28.02.2023 • Energie

Lithiumgewinnung per Geothermie

Neuer optischer Sensor macht Extraktion aus Thermalsole effizienter.

Der weltweite Bedarf an Lithium wächst rasant, denn das Leichtmetall ist unverzichtbar für die Batterie­produktion. Eine bisher unerschlossene Quelle für Lithium sind Thermalsolen. Thermalwasser aus den Tiefen des Ober­rhein­grabens oder des Nord­deutschen Beckens enthält nennens­werte Lithium­konzen­tra­tionen – genug, um zum Beispiel einen beträcht­lichen Teil des aktuellen Bedarfs der deutschen Automobil­industrie zu decken. Geothermie-Anlagen in diesen Regionen fördern die Vorkommen im Grunde bereits heute – jedoch ungenutzt, denn die Sole wird nach Abschöpfen der Wärme unverändert wieder in die Tiefe rückgeführt.

Abb.: Ein auf LIBS-Techno­logie basierender Sensor überwacht die...
Abb.: Ein auf LIBS-Techno­logie basierender Sensor überwacht die Lithium-Kon­zen­tra­tion im Ab­strom des Reaktors inline und er­mög­licht so erst­mals eine Rege­lung des Sorp­tions- und Desorp­tions­pro­zesses. (Bild: Fh.-IPM)

Am Karlsruher Institut für Technologie wurde eine Methode entwickelt, mit der sich Lithium in einer Geothermie-Anlage mithilfe eines Sorptions­prozesses extrahieren lässt: Die Sole wird durch einen Reaktor geleitet, der mit einem lithium­selektiven Sorbens gefüllt ist. Dort wird das Lithium gebunden. Die Sorptions­geschwin­dig­keit hängt von verschiedenen Rahmen­bedingungen ab: Zusammen­setzung des Thermalwassers, pH-Wert, Lithium­konzen­tra­tion und Durch­fluss­rate. Ist das Sorbens gesättigt, wird die Durch­fluss­richtung geändert und eine Desorptions­lösung löst das Lithium vom Adsorber.
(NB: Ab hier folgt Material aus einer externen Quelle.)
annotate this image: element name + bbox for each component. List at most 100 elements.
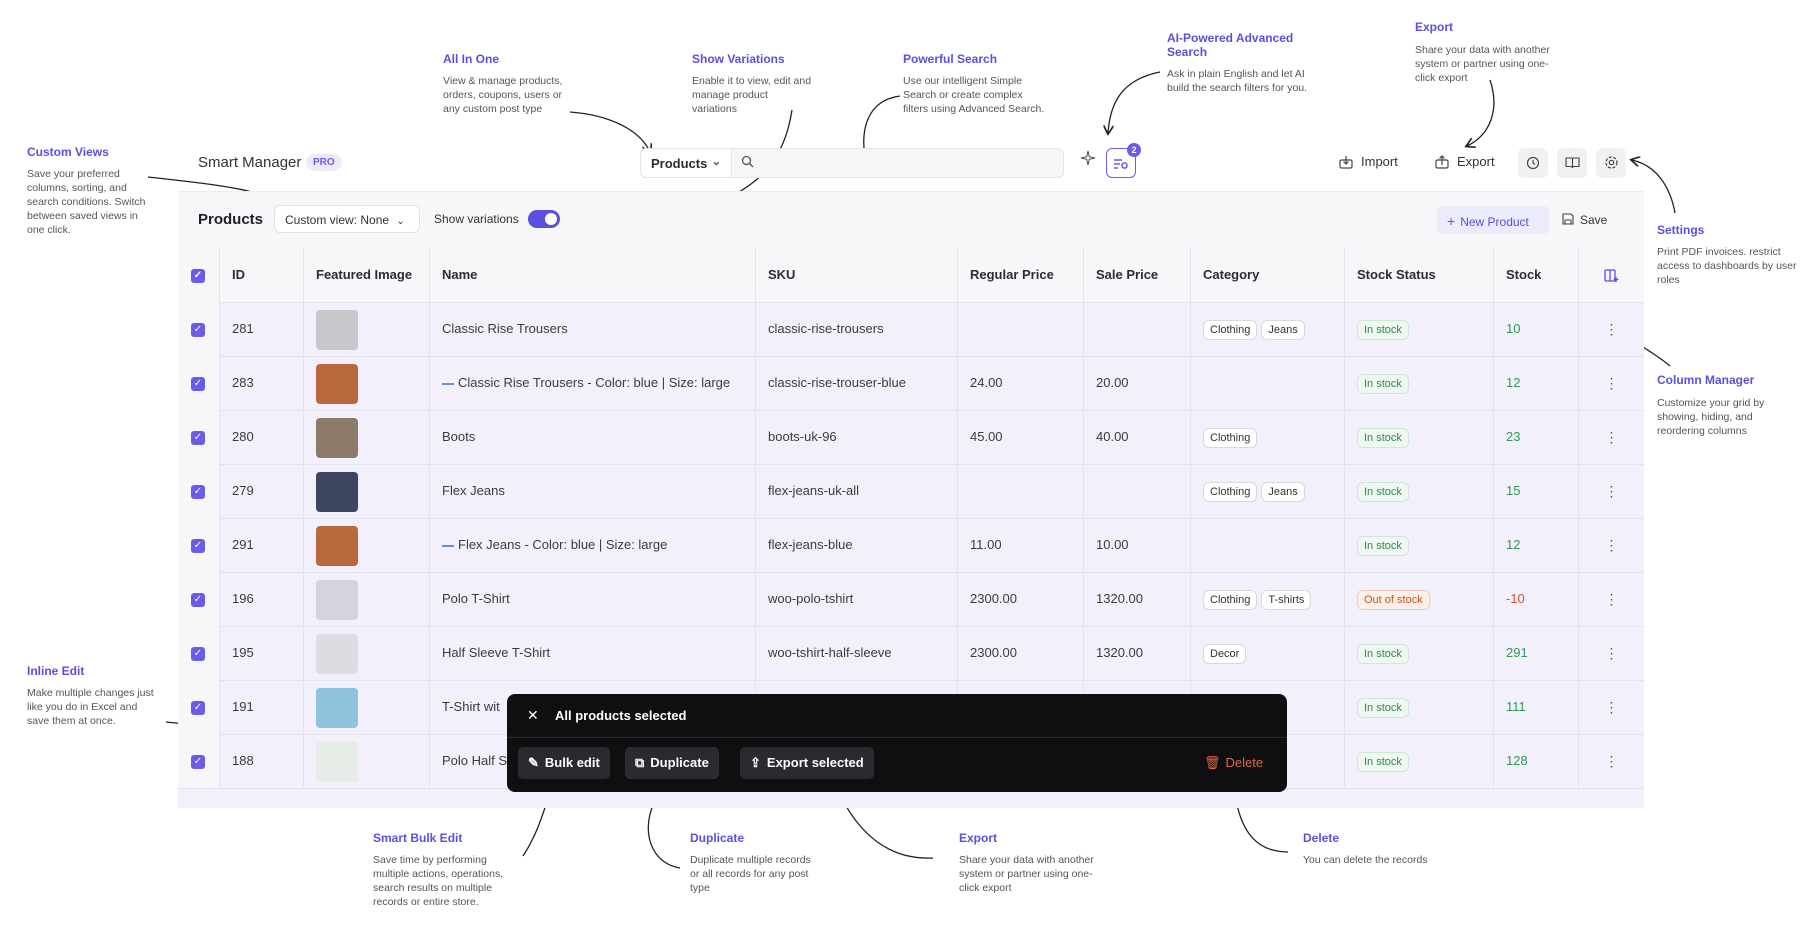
cell-regular-price[interactable]: 24.00 — [958, 356, 1084, 410]
cell-regular-price[interactable]: 2300.00 — [958, 626, 1084, 680]
custom-view-dropdown[interactable]: Custom view: None ⌄ — [274, 205, 420, 233]
row-checkbox[interactable]: ✓ — [178, 356, 220, 410]
row-checkbox[interactable]: ✓ — [178, 410, 220, 464]
cell-category[interactable] — [1191, 356, 1345, 410]
cell-regular-price[interactable]: 2300.00 — [958, 572, 1084, 626]
cell-stock[interactable]: 12 — [1494, 356, 1579, 410]
export-button[interactable]: Export — [1435, 148, 1505, 178]
cell-featured-image[interactable] — [304, 410, 430, 464]
cell-regular-price[interactable]: 45.00 — [958, 410, 1084, 464]
close-icon[interactable]: ✕ — [527, 707, 539, 724]
cell-regular-price[interactable] — [958, 302, 1084, 356]
row-actions-kebab-icon[interactable]: ⋮ — [1579, 464, 1644, 518]
row-actions-kebab-icon[interactable]: ⋮ — [1579, 626, 1644, 680]
column-header[interactable]: Stock — [1494, 248, 1579, 302]
cell-stock-status[interactable]: In stock — [1345, 626, 1494, 680]
cell-sale-price[interactable]: 20.00 — [1084, 356, 1191, 410]
table-row[interactable]: ✓ 280 Boots boots-uk-96 45.00 40.00 Clothing In… — [178, 410, 1644, 465]
cell-sale-price[interactable]: 1320.00 — [1084, 572, 1191, 626]
row-checkbox[interactable]: ✓ — [178, 302, 220, 356]
sparkle-icon[interactable] — [1073, 148, 1103, 178]
column-header[interactable]: ID — [220, 248, 304, 302]
cell-stock-status[interactable]: In stock — [1345, 518, 1494, 572]
cell-sku[interactable]: classic-rise-trousers — [756, 302, 958, 356]
select-all-checkbox[interactable]: ✓ — [178, 248, 220, 302]
bulk-edit-button[interactable]: ✎ Bulk edit — [518, 747, 610, 779]
row-actions-kebab-icon[interactable]: ⋮ — [1579, 302, 1644, 356]
duplicate-button[interactable]: ⧉ Duplicate — [625, 747, 719, 779]
show-variations-toggle[interactable] — [528, 210, 560, 228]
row-checkbox[interactable]: ✓ — [178, 734, 220, 788]
search-bar[interactable] — [732, 148, 1064, 178]
cell-id[interactable]: 196 — [220, 572, 304, 626]
cell-category[interactable]: Clothing Jeans — [1191, 302, 1345, 356]
cell-category[interactable] — [1191, 518, 1345, 572]
cell-stock-status[interactable]: In stock — [1345, 680, 1494, 734]
cell-category[interactable]: Decor — [1191, 626, 1345, 680]
column-header[interactable]: Featured Image — [304, 248, 430, 302]
cell-stock[interactable]: 15 — [1494, 464, 1579, 518]
cell-category[interactable]: Clothing — [1191, 410, 1345, 464]
cell-featured-image[interactable] — [304, 356, 430, 410]
cell-id[interactable]: 280 — [220, 410, 304, 464]
cell-name[interactable]: Flex Jeans - Color: blue | Size: large — [430, 518, 756, 572]
new-product-button[interactable]: + New Product — [1437, 206, 1549, 234]
row-actions-kebab-icon[interactable]: ⋮ — [1579, 572, 1644, 626]
delete-button[interactable]: 🗑 Delete — [1204, 755, 1263, 771]
cell-sale-price[interactable]: 40.00 — [1084, 410, 1191, 464]
row-actions-kebab-icon[interactable]: ⋮ — [1579, 734, 1644, 788]
cell-id[interactable]: 291 — [220, 518, 304, 572]
cell-id[interactable]: 195 — [220, 626, 304, 680]
cell-featured-image[interactable] — [304, 518, 430, 572]
row-actions-kebab-icon[interactable]: ⋮ — [1579, 356, 1644, 410]
table-row[interactable]: ✓ 279 Flex Jeans flex-jeans-uk-all Clothing J… — [178, 464, 1644, 519]
cell-stock[interactable]: 111 — [1494, 680, 1579, 734]
cell-name[interactable]: Flex Jeans — [430, 464, 756, 518]
row-actions-kebab-icon[interactable]: ⋮ — [1579, 410, 1644, 464]
cell-stock-status[interactable]: In stock — [1345, 410, 1494, 464]
cell-stock[interactable]: 10 — [1494, 302, 1579, 356]
cell-category[interactable]: Clothing T-shirts — [1191, 572, 1345, 626]
row-checkbox[interactable]: ✓ — [178, 572, 220, 626]
column-header[interactable]: Name — [430, 248, 756, 302]
cell-stock-status[interactable]: Out of stock — [1345, 572, 1494, 626]
table-row[interactable]: ✓ 281 Classic Rise Trousers classic-rise-tr… — [178, 302, 1644, 357]
history-icon[interactable] — [1518, 148, 1548, 178]
cell-sku[interactable]: woo-tshirt-half-sleeve — [756, 626, 958, 680]
cell-regular-price[interactable]: 11.00 — [958, 518, 1084, 572]
column-header[interactable]: SKU — [756, 248, 958, 302]
cell-stock[interactable]: -10 — [1494, 572, 1579, 626]
cell-id[interactable]: 281 — [220, 302, 304, 356]
search-input[interactable] — [762, 154, 1056, 174]
row-checkbox[interactable]: ✓ — [178, 464, 220, 518]
cell-sale-price[interactable]: 1320.00 — [1084, 626, 1191, 680]
table-row[interactable]: ✓ 291 Flex Jeans - Color: blue | Size: lar… — [178, 518, 1644, 573]
column-header[interactable]: Sale Price — [1084, 248, 1191, 302]
cell-name[interactable]: Classic Rise Trousers — [430, 302, 756, 356]
row-actions-kebab-icon[interactable]: ⋮ — [1579, 518, 1644, 572]
column-header[interactable]: Regular Price — [958, 248, 1084, 302]
cell-featured-image[interactable] — [304, 734, 430, 788]
cell-stock[interactable]: 23 — [1494, 410, 1579, 464]
advanced-search-button[interactable]: 2 — [1106, 143, 1141, 178]
cell-id[interactable]: 191 — [220, 680, 304, 734]
cell-name[interactable]: Polo T-Shirt — [430, 572, 756, 626]
cell-name[interactable]: Classic Rise Trousers - Color: blue | Si… — [430, 356, 756, 410]
cell-regular-price[interactable] — [958, 464, 1084, 518]
cell-id[interactable]: 188 — [220, 734, 304, 788]
cell-featured-image[interactable] — [304, 572, 430, 626]
cell-stock-status[interactable]: In stock — [1345, 464, 1494, 518]
save-button[interactable]: Save — [1562, 206, 1607, 234]
column-manager-icon[interactable] — [1579, 248, 1644, 302]
row-checkbox[interactable]: ✓ — [178, 518, 220, 572]
cell-featured-image[interactable] — [304, 464, 430, 518]
table-row[interactable]: ✓ 195 Half Sleeve T-Shirt woo-tshirt-half-s… — [178, 626, 1644, 681]
cell-sale-price[interactable] — [1084, 302, 1191, 356]
table-row[interactable]: ✓ 196 Polo T-Shirt woo-polo-tshirt 2300.00 13… — [178, 572, 1644, 627]
table-row[interactable]: ✓ 283 Classic Rise Trousers - Color: blue … — [178, 356, 1644, 411]
cell-sku[interactable]: classic-rise-trouser-blue — [756, 356, 958, 410]
cell-sku[interactable]: flex-jeans-blue — [756, 518, 958, 572]
cell-name[interactable]: Half Sleeve T-Shirt — [430, 626, 756, 680]
cell-id[interactable]: 279 — [220, 464, 304, 518]
settings-icon[interactable] — [1596, 148, 1626, 178]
Um eine effiziente und wirtschaftliche Lithium­extraktion zu realisieren, muss der Zeitpunkt für die Änderung der Durchfluss­richtung gezielt gesteuert werden. Kriterium für den Umschalt­zeitpunkt ist die Sättigung des Adsorbers. Sie lässt sich aus der Lithium­konzentration im Abstrom des Reaktors ablesen. Um diese zu bestimmen, sind bislang aufwändige Labor­messungen nötig.

Ein Team am Fraunhofer-Institut für physikalische Messtechnik entwickelt jetzt ein neuartiges Verfahren auf Basis der „Laser Induced Breakdown Spectroscopy“ LIBS, das die Lithium-Konzentration im Abstrom des Reaktors inline überwachen und so erstmals eine Regelung des Sorptions- und Desorptions­prozesses möglich machen soll. LIBS ist ein etabliertes Verfahren aus der Material­analyse, bei dem mithilfe eines Kurzpuls-Lasers ein winziger Teil eines Materials in ein Plasma überführt und spektral analysiert wird.

Im Rahmen des Projekts LiMo wird das Verfahren weiter­ent­wickelt, sodass es unter harschen Bedingungen in Flüssigkeit bei zwanzig Bar und neunzig Grad Celsius funktioniert. Das LIBS-System soll in einer Pilotanlage an einem Geothermie­standort im realen Betrieb getestet werden. Das Potenzial ist erheblich: Neben der Lithium-Gewinnung in Geothermie-Anlagen eignet sich das Verfahren ebenso für das Lithium-Recycling aus Altbatterien, das ebenfalls im Rahmen des Projekts erprobt werden soll.